Ximena y Matías: Voy a ganar
Dos niños, una certeza, un amor que continúa
Este post está disponible también en inglés. Puedes leerlo aquí
Hay historias que no se leen, se reconocen: llegan para acomodarte el corazón.
La de Ximena me tocó porque no intenta explicar lo inexplicable… solo lo ilumina.
Ximena tenía 10 años y vivió una batalla durísima: cáncer cerebral. Aun así, en medio de lo que parecía injusto, ella sostuvo una fuerza serena, como si por dentro ya supiera algo que nosotros, desde aquí, tardamos años en entender.
Su mamá, María Elena Carmona Rodríguez, escribió un libro —Voy a ganar: la vida no termina aquí, disponible en Amazon— como un acto de amor y memoria. En sus páginas aparecen detalles que se te quedan pegados al alma: el cuaderno, el lápiz, y esa manera tan suya de mirar hacia arriba, como buscando algo que no se ve, pero se siente. No era solo una mirada: era una presencia. Como si estuviera ocurriendo una conversación en silencio.
Y ahí fue cuando todo conectó con Matías.
Matías también nos habla de maneras que no siempre caben en palabras.
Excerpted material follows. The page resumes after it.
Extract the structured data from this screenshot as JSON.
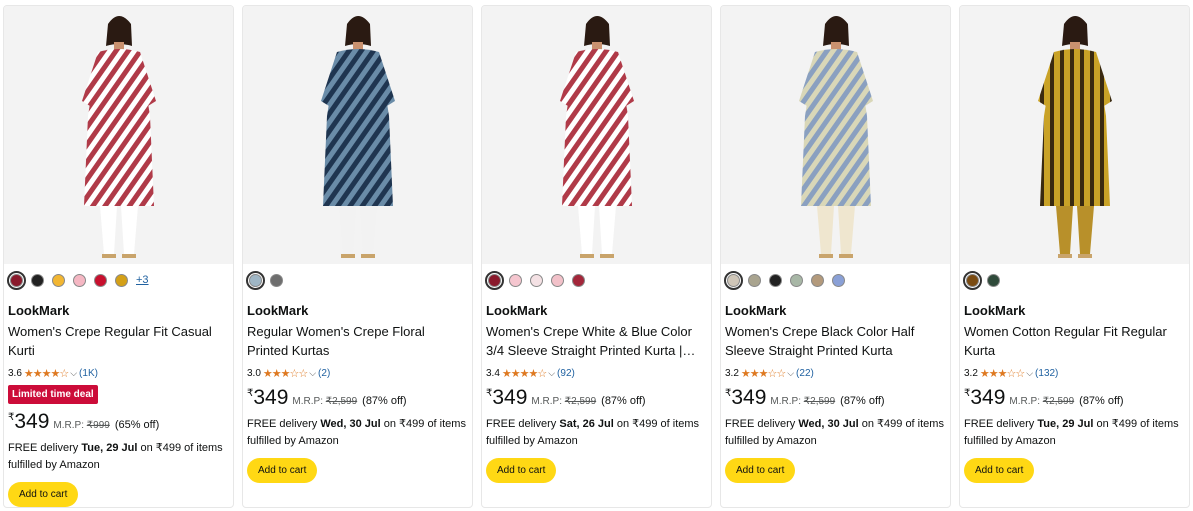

A veces a través de señales pequeñas, a veces a través de sueños… a veces con ese sonido de la jirafa, que todavía hoy sigue sonando como un guiño, como si me dijera: “Mami, estoy aquí.”
Hay una escena que guardo como un tesoro: Matías y nosotros —Andrés y yo— jugando bingo con un bingo de animales de granja. Él sacaba las fichas y hacía algo que siempre nos llamaba la atención: lograba que ganáramos los tres al mismo tiempo. Y cuando pasaba, decía feliz: “¡Ganamos!”
Aplaudíamos, los tres. Era simple, era tierno… pero tenía una magia rara, como si él estuviera ensayando una verdad más grande.
Cuando Matías partió, esa palabra se quedó con nosotros. Y cuando hablamos con su energía, cuando lo sentimos cerquita, le decimos: “Hijo… ganaste.”
Porque sí: ganó. Ganó amor. Ganó luz. Ganó eternidad.
Y en lo profundo, Andrés y yo sentimos que un día volveremos a decir lo otro, lo que él ya practicaba sin que lo supiéramos: “Ganamos.”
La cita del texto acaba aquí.